Le père de Colombe, depuis, ne cessa de faire ses allers retours au cimetière. Comme un rituel qu’il plaçait au dessus de tout. Il laissa la cuisine telle que sa femme l’avait laissé. Les tasses rangées sur leurs soucoupes (en fonction des couleurs). Les assiettes dans le tiroir du bas (c’est plus proche de la table). Les éponges et l’essuie tout au dessus du lavabo, avec le savon de Marseille (c’est plus sain).  

 

Si Colombe a la peau mate, c’est tout simplement parce que son père était black. Elle n’a d’ailleurs jamais compris comment sa mère avait pu se marier avec lui, et encore moins comment lui a pu se marier avec elle. Elle est comme une antithèse de l’Afrique, de la chaleur et du laisser-aller. L’antithèse de la vie, quoi. Autant dire que ce fut comme un sacrifice pour Fetnat, le père. Mais c’est un sacrifice qu’il fit, et il s’y tint.  

Ironiquement, c’est Dorothée qui échoua à sa tâche de femme devant Dieu. Elle allait voir ailleurs, souvent, sans que jamais son homme n’en sache quoi que ce soit.  

 

Jusqu’à ce qu’elle tombe enceinte d’un autre homme que Fetnat. Un noir, par chance. Elle garda l’enfant et devant l’inactivité sexuelle de son couple, prétexta qu’il était dû à une intervention de Dieu lui même. Scientifiquement, c’est une erreur : une fécondation de l’ovule sans spermatozoïde.
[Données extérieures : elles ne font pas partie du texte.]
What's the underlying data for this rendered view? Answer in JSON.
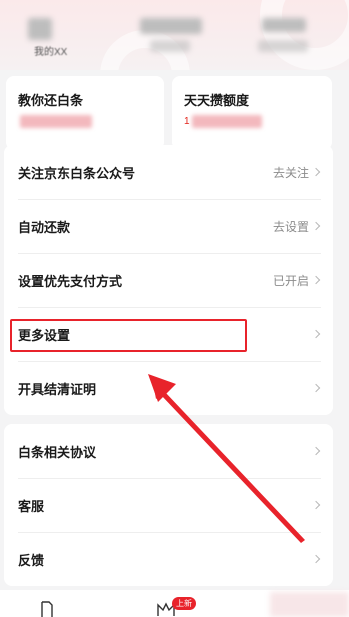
{
  "header": {
    "items": [
      {
        "label": "我的XX"
      },
      {
        "label": ""
      },
      {
        "label": ""
      }
    ]
  },
  "cards": [
    {
      "title": "教你还白条",
      "value": ""
    },
    {
      "title": "天天攒额度",
      "value": "1"
    }
  ],
  "settings_group_1": [
    {
      "label": "关注京东白条公众号",
      "status": "去关注"
    },
    {
      "label": "自动还款",
      "status": "去设置"
    },
    {
      "label": "设置优先支付方式",
      "status": "已开启"
    },
    {
      "label": "更多设置",
      "status": ""
    },
    {
      "label": "开具结清证明",
      "status": ""
    }
  ],
  "settings_group_2": [
    {
      "label": "白条相关协议"
    },
    {
      "label": "客服"
    },
    {
      "label": "反馈"
    }
  ],
  "bottom_nav": {
    "badge": "上新",
    "icons": [
      "document-icon",
      "crown-icon"
    ]
  },
  "colors": {
    "accent": "#e8232b",
    "annotation": "#e8232b"
  }
}
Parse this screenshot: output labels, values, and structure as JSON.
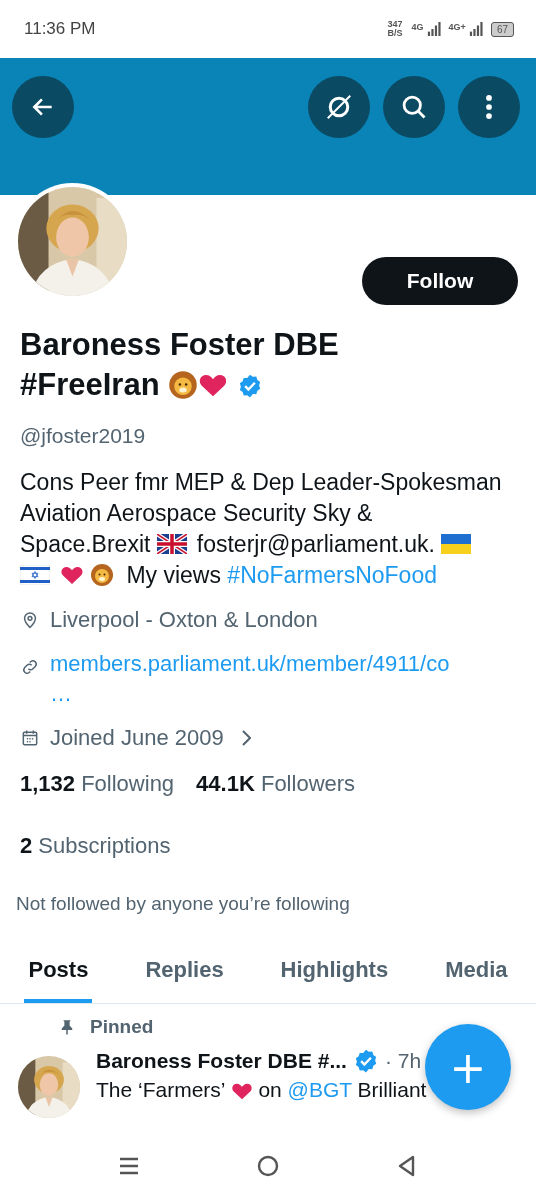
{
  "status_bar": {
    "time": "11:36 PM",
    "speed": "347",
    "speed_unit": "B/S",
    "network_1": "4G",
    "network_2": "4G+",
    "battery": "67"
  },
  "header": {
    "buttons": [
      {
        "kind": "back"
      },
      {
        "kind": "translate"
      },
      {
        "kind": "search"
      },
      {
        "kind": "more"
      }
    ]
  },
  "profile": {
    "follow_button": "Follow",
    "name": "Baroness Foster DBE #FreeIran",
    "name_emoji": [
      {
        "kind": "lion"
      },
      {
        "kind": "heart"
      }
    ],
    "verified": true,
    "handle": "@jfoster2019",
    "bio": [
      {
        "kind": "text",
        "text": "Cons Peer fmr MEP & Dep Leader-Spokesman Aviation Aerospace Security Sky & Space.Brexit "
      },
      {
        "kind": "flag_uk"
      },
      {
        "kind": "text",
        "text": "fosterjr@parliament.uk. "
      },
      {
        "kind": "flag_ua"
      },
      {
        "kind": "flag_il"
      },
      {
        "kind": "heart"
      },
      {
        "kind": "lion"
      },
      {
        "kind": "text",
        "text": " My views "
      },
      {
        "kind": "link",
        "text": "#NoFarmersNoFood"
      }
    ],
    "location": "Liverpool - Oxton & London",
    "website": "members.parliament.uk/member/4911/co…",
    "joined": "Joined June 2009",
    "following_count": "1,132",
    "following_label": "Following",
    "followers_count": "44.1K",
    "followers_label": "Followers",
    "subscriptions_count": "2",
    "subscriptions_label": "Subscriptions",
    "followed_by": "Not followed by anyone you’re following"
  },
  "tabs": [
    {
      "label": "Posts",
      "selected": true
    },
    {
      "label": "Replies",
      "selected": false
    },
    {
      "label": "Highlights",
      "selected": false
    },
    {
      "label": "Media",
      "selected": false
    }
  ],
  "pinned_post": {
    "pinned_label": "Pinned",
    "author": "Baroness Foster DBE #...",
    "verified": true,
    "time": "· 7h",
    "text": [
      {
        "kind": "text",
        "text": "The ‘Farmers’ "
      },
      {
        "kind": "heart"
      },
      {
        "kind": "text",
        "text": " on "
      },
      {
        "kind": "link",
        "text": "@BGT"
      },
      {
        "kind": "text",
        "text": " Brilliant"
      }
    ]
  },
  "fab": {
    "label": "+"
  }
}
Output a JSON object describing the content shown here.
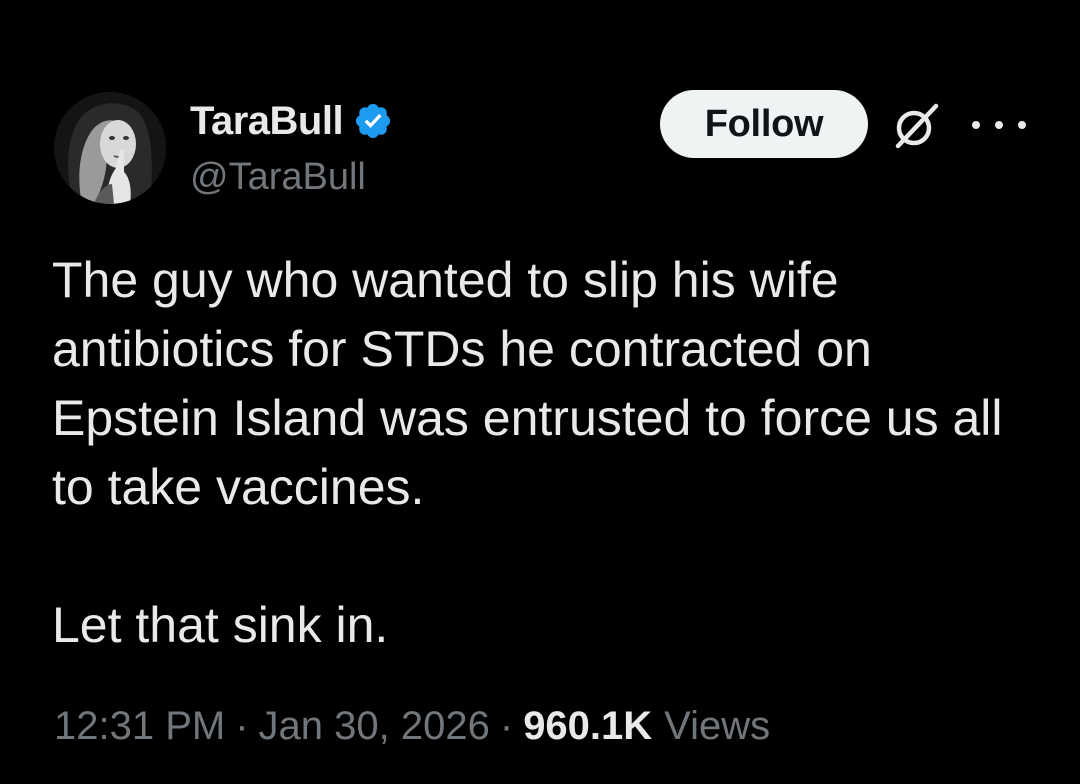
{
  "tweet": {
    "author": {
      "display_name": "TaraBull",
      "handle": "@TaraBull",
      "verified": true,
      "verified_color": "#1d9bf0"
    },
    "follow_label": "Follow",
    "text": "The guy who wanted to slip his wife antibiotics for STDs he contracted on Epstein Island was entrusted to force us all to take vaccines.\n\nLet that sink in.",
    "time": "12:31 PM",
    "separator": "·",
    "date": "Jan 30, 2026",
    "views_count": "960.1K",
    "views_label": "Views"
  },
  "icons": {
    "grok": "grok-icon",
    "more": "more-icon",
    "verified": "verified-badge-icon"
  },
  "colors": {
    "background": "#000000",
    "text_primary": "#e7e9ea",
    "text_secondary": "#71767b",
    "follow_bg": "#eff3f4",
    "follow_text": "#0f1419"
  }
}
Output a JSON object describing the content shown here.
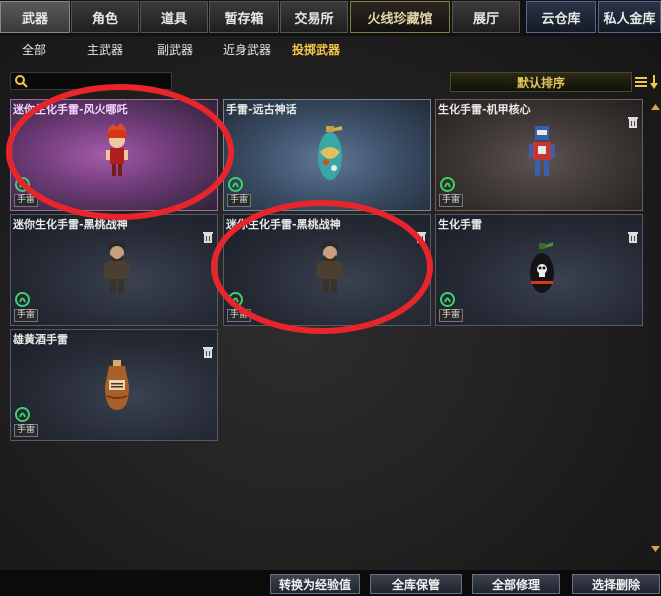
{
  "top_tabs": [
    {
      "label": "武器",
      "active": true
    },
    {
      "label": "角色"
    },
    {
      "label": "道具"
    },
    {
      "label": "暂存箱"
    },
    {
      "label": "交易所"
    },
    {
      "label": "火线珍藏馆"
    },
    {
      "label": "展厅"
    },
    {
      "label": "云仓库"
    },
    {
      "label": "私人金库"
    }
  ],
  "sub_tabs": [
    {
      "label": "全部"
    },
    {
      "label": "主武器"
    },
    {
      "label": "副武器"
    },
    {
      "label": "近身武器"
    },
    {
      "label": "投掷武器",
      "active": true
    }
  ],
  "search": {
    "placeholder": "",
    "value": ""
  },
  "sort": {
    "label": "默认排序"
  },
  "items": [
    {
      "name": "迷你生化手雷-风火哪吒",
      "type": "手雷",
      "theme": "pink",
      "figure": "red-hair-character",
      "circled": true
    },
    {
      "name": "手雷-远古神话",
      "type": "手雷",
      "theme": "aqua",
      "figure": "ornate-grenade"
    },
    {
      "name": "生化手雷-机甲核心",
      "type": "手雷",
      "theme": "brown",
      "figure": "robot-character"
    },
    {
      "name": "迷你生化手雷-黑桃战神",
      "type": "手雷",
      "theme": "blue",
      "figure": "soldier-character"
    },
    {
      "name": "迷你生化手雷-黑桃战神",
      "type": "手雷",
      "theme": "blue",
      "figure": "soldier-character",
      "circled": true
    },
    {
      "name": "生化手雷",
      "type": "手雷",
      "theme": "blue",
      "figure": "skull-grenade"
    },
    {
      "name": "雄黄酒手雷",
      "type": "手雷",
      "theme": "blue",
      "figure": "wine-jar-grenade"
    }
  ],
  "bottom_buttons": [
    {
      "label": "转换为经验值"
    },
    {
      "label": "全库保管"
    },
    {
      "label": "全部修理"
    },
    {
      "label": "选择删除"
    }
  ],
  "colors": {
    "accent": "#f2c64a",
    "annotation": "#e8252a"
  }
}
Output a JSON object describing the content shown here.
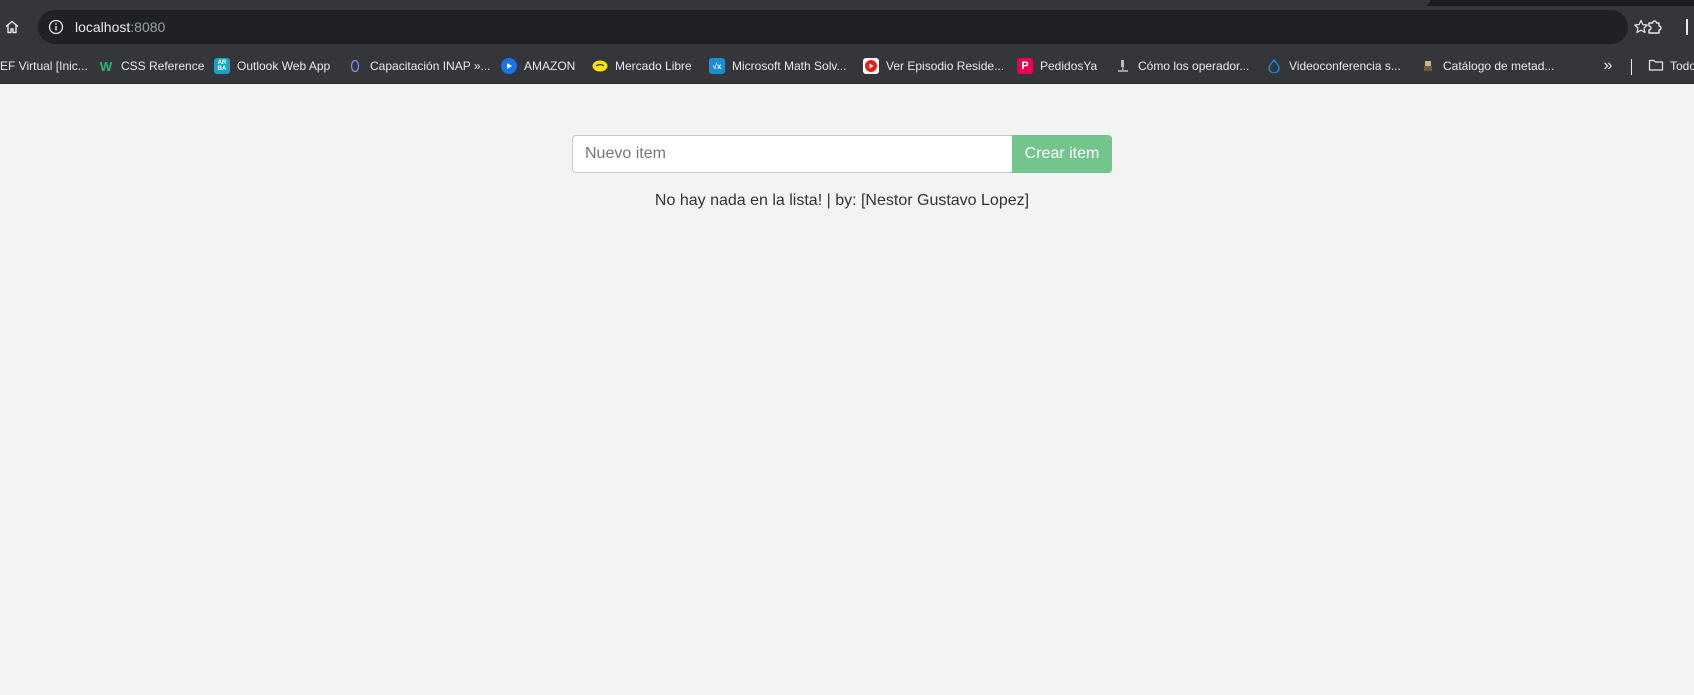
{
  "browser": {
    "url_host": "localhost",
    "url_port": ":8080",
    "bookmarks": [
      {
        "label": "EF Virtual [Inic...",
        "icon": "bookmark-generic-icon"
      },
      {
        "label": "CSS Reference",
        "icon": "css-reference-icon",
        "color": "#2bb673"
      },
      {
        "label": "Outlook Web App",
        "icon": "outlook-icon",
        "badge": "AR BA",
        "color": "#1aa3c8"
      },
      {
        "label": "Capacitación INAP »...",
        "icon": "inap-icon",
        "color": "#5b6ee1"
      },
      {
        "label": "AMAZON",
        "icon": "amazon-play-icon",
        "color": "#1a73e8"
      },
      {
        "label": "Mercado Libre",
        "icon": "mercado-libre-icon",
        "color": "#ffe600"
      },
      {
        "label": "Microsoft Math Solv...",
        "icon": "math-solver-icon",
        "color": "#1a8dd6"
      },
      {
        "label": "Ver Episodio Reside...",
        "icon": "youtube-icon",
        "color": "#e62117"
      },
      {
        "label": "PedidosYa",
        "icon": "pedidosya-icon",
        "badge": "P",
        "color": "#ea0050"
      },
      {
        "label": "Cómo los operador...",
        "icon": "microscope-icon"
      },
      {
        "label": "Videoconferencia s...",
        "icon": "drupal-icon",
        "color": "#1e88e5"
      },
      {
        "label": "Catálogo de metad...",
        "icon": "catalog-icon"
      }
    ],
    "more_label": "»",
    "folder_label": "Todo"
  },
  "app": {
    "input_placeholder": "Nuevo item",
    "input_value": "",
    "create_button_label": "Crear item",
    "empty_message": "No hay nada en la lista! | by: [Nestor Gustavo Lopez]"
  },
  "colors": {
    "accent_green": "#74c48e",
    "page_background": "#f3f3f3",
    "chrome_dark": "#35363a"
  }
}
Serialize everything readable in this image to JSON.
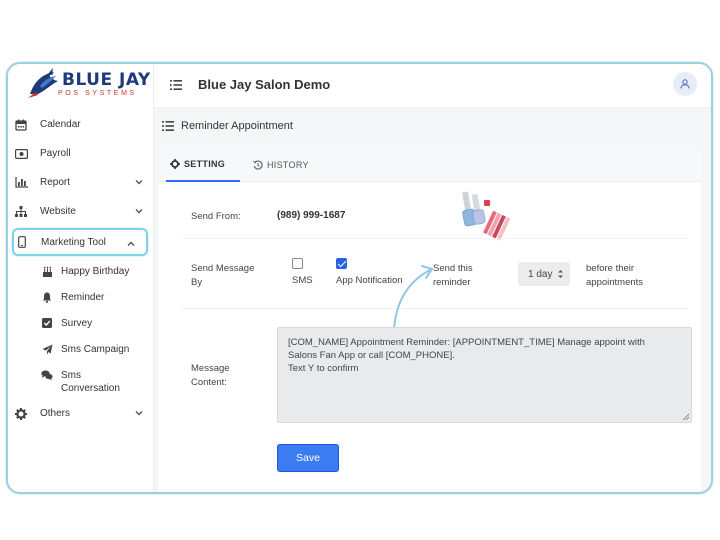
{
  "brand": {
    "name": "BLUE JAY",
    "tagline": "POS SYSTEMS"
  },
  "header": {
    "title": "Blue Jay Salon Demo"
  },
  "sidebar": {
    "items": [
      {
        "label": "Calendar",
        "icon": "calendar-icon"
      },
      {
        "label": "Payroll",
        "icon": "money-icon"
      },
      {
        "label": "Report",
        "icon": "bar-chart-icon",
        "expandable": true
      },
      {
        "label": "Website",
        "icon": "sitemap-icon",
        "expandable": true
      },
      {
        "label": "Marketing Tool",
        "icon": "mobile-icon",
        "expandable": true,
        "expanded": true,
        "active": true
      },
      {
        "label": "Others",
        "icon": "gear-icon",
        "expandable": true
      }
    ],
    "sub_items": [
      {
        "label": "Happy Birthday",
        "icon": "birthday-cake-icon"
      },
      {
        "label": "Reminder",
        "icon": "bell-icon"
      },
      {
        "label": "Survey",
        "icon": "check-square-icon"
      },
      {
        "label": "Sms Campaign",
        "icon": "paper-plane-icon"
      },
      {
        "label": "Sms Conversation",
        "icon": "chat-icon"
      }
    ]
  },
  "page": {
    "section_title": "Reminder Appointment",
    "tabs": [
      {
        "label": "SETTING",
        "active": true,
        "icon": "gear-icon"
      },
      {
        "label": "HISTORY",
        "active": false,
        "icon": "history-icon"
      }
    ],
    "form": {
      "send_from_label": "Send From:",
      "send_from_value": "(989) 999-1687",
      "send_by_label": "Send Message By",
      "sms_label": "SMS",
      "sms_checked": false,
      "app_notification_label": "App Notification",
      "app_notification_checked": true,
      "send_this_label": "Send this reminder",
      "reminder_offset_selected": "1 day",
      "before_label": "before their appointments",
      "message_label": "Message Content:",
      "message_line1": "[COM_NAME]  Appointment Reminder: [APPOINTMENT_TIME] Manage appoint with",
      "message_line2": "Salons Fan App or call [COM_PHONE].",
      "message_line3": "Text Y to confirm",
      "save_label": "Save"
    }
  },
  "colors": {
    "accent": "#3b7df0",
    "brand_blue": "#1e3a7a",
    "brand_red": "#c7302f",
    "highlight": "#7fd3e8"
  }
}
Un surplus de calcium prépare l’œuf à la fécondation et une erreur au niveau de la division permet à l’œuf de se segmenter correctement. Neuf mois plus tard nait un bébé sans que papa n’y ait rien fait ! Eh oui, elle s’y connaissait, en science. Pour le coup, l’explication de comment le bébé fut mâte passa à la trappe.  

 

Un temps, Colombe avait cherché à retrouver son vrai père. Le génétique. Mais elle abandonna. Pas que sa mère eut beaucoup de conquêtes, mais la foi n’y était pas. Colombe aimait son faux père, Fetnat, malgré la non-vie qu’il s’était choisi. Elle ressentait toujours de l’amertume pour lui. Une culpabilité, comme si elle regrettait qu’il n’ait pas pu vivre sa vie.  

 

Colombe arrête de parler. Ses yeux sont embués. Difficilement, elle continue.  

 

Tout ce que sa mère apportait à la maison, c’était du silence. Un silence de mort régnait chez les Ouana. »  

 

Cette petite histoire que je vous raconte, c’est la mienne, évidemment. Enfin, ma version.  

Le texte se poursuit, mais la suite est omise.